Yahoo VP of brand packaging solutions Erika Nardini discusses how the portal incorporates branded video through a partnership with GroupM. 

Q: Has Yahoo noticed a blurring of the lines between advertising and content?

A: We’re really focused on creating rich and meaningful experiences for consumers and leveraging power of our programming. We believe brands can play a role in producing those experiences with us. Consumers are savvy, and we’re creating a great consumer experience while also delivering a great brand experience.

Q: How are interactive marketing and digital advertising evolving?

A: We’re seeing great evolution and experimentation around how performance-driven advertising is moving forward. There’s also great evolution in branded and emotional experiences, which is what we’re focused on with this partnership. We need to think about how we can refine digital advertising and technology to encourage consumers to take an action offline and think about how messaging and traditional media translate to digital, dynamic environments.

Q: How will you get people to the pages?

A: The ways in which we traffic will be multifaceted. We’ll place banner ads throughout relevant areas on Yahoo. We’ll also make the content visible through syndicating, as well as by targeting rich ad media units with content in them to relevant audiences for each particular brand. Our Yahoo front page is also a great vehicle to steer traffic throughout Yahoo.

Q: How will brands be presented on each Web site page?

A: We’ll create associated media vehicles, such as post-roll video spots. We’re thinking about ways that the programming maps to a brand’s communication objective, and how brands subtlety play a role in the content itself. It varies by brand and topic, though. The way a brand plays a role in entertainment content is different from how it plays a role in more sensitive topics like health and wellness.

Q: How important is the brand aspect of these new initiatives?

A: It’s challenging to walk the line of how much branding is too much and how much is not enough. There’s so much potential for the ways that this content can be developed, so restraint becomes a big challenge. Search and behavioral data are readily available, which helps us program content that we know will be relevant.

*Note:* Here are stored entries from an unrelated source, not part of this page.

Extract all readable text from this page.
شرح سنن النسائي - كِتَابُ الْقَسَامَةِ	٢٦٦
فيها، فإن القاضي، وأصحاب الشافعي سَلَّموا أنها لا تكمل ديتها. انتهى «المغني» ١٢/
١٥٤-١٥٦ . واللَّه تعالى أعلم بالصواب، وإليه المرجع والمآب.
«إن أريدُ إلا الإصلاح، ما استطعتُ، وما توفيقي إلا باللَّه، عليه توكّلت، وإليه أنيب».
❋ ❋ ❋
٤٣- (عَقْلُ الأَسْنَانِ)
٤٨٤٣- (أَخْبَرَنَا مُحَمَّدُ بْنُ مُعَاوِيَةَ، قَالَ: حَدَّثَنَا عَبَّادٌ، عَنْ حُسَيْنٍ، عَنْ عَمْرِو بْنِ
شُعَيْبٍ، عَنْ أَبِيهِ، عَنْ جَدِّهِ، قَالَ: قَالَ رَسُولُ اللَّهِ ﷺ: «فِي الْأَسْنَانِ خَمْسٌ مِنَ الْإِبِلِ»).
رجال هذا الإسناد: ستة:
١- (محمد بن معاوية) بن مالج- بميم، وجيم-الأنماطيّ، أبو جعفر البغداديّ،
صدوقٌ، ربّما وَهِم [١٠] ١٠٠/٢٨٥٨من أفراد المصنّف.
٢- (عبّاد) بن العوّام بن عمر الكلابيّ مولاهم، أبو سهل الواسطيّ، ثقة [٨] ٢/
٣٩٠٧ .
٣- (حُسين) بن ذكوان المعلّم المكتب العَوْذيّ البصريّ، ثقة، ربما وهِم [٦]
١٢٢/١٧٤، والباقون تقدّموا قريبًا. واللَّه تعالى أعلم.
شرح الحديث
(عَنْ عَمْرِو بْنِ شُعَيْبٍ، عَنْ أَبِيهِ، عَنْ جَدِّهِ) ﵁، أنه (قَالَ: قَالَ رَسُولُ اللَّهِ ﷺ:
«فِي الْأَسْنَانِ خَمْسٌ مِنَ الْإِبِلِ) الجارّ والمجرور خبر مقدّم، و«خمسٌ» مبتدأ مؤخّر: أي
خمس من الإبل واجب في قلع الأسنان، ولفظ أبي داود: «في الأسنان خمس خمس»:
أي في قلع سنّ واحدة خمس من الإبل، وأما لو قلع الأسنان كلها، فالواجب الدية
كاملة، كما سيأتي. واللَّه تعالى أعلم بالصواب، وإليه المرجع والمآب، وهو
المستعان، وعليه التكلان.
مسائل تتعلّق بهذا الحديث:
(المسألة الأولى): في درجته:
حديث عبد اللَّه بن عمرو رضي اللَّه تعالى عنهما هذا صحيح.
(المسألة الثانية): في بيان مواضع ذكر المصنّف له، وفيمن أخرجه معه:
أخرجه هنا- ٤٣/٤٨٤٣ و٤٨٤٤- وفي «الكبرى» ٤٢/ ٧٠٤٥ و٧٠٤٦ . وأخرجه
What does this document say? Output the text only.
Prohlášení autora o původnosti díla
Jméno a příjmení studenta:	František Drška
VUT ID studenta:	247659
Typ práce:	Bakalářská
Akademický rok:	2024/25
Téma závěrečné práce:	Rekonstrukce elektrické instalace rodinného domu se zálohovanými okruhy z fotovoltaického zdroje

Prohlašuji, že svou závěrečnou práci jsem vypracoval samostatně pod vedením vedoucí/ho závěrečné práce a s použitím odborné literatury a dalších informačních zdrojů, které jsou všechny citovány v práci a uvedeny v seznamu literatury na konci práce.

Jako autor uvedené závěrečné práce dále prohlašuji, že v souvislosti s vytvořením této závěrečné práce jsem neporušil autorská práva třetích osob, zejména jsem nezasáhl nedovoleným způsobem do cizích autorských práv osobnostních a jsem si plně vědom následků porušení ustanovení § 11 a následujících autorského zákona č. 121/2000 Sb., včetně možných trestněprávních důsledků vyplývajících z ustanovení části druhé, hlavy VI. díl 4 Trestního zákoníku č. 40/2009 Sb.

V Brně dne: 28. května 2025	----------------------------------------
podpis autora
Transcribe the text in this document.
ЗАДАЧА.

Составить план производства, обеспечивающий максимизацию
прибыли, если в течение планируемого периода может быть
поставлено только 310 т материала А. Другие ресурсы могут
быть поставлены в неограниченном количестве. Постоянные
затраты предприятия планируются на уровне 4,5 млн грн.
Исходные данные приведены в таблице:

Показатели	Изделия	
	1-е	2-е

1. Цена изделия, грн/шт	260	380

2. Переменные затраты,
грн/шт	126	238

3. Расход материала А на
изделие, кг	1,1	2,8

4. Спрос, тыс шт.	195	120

Q: What are some challenges to branding with this approach?

A: The other challenge is finding the types of ideas that are going to resonate best and what the creative formats are, like Web video, that really create an experience on par with a television.

Q: What should media companies and brands focus on when trying to meet these challenges?

A: There are multiple cooks in the kitchen, but it’s about meeting the needs of the one person who isn’t there in the planning stages: the consumer.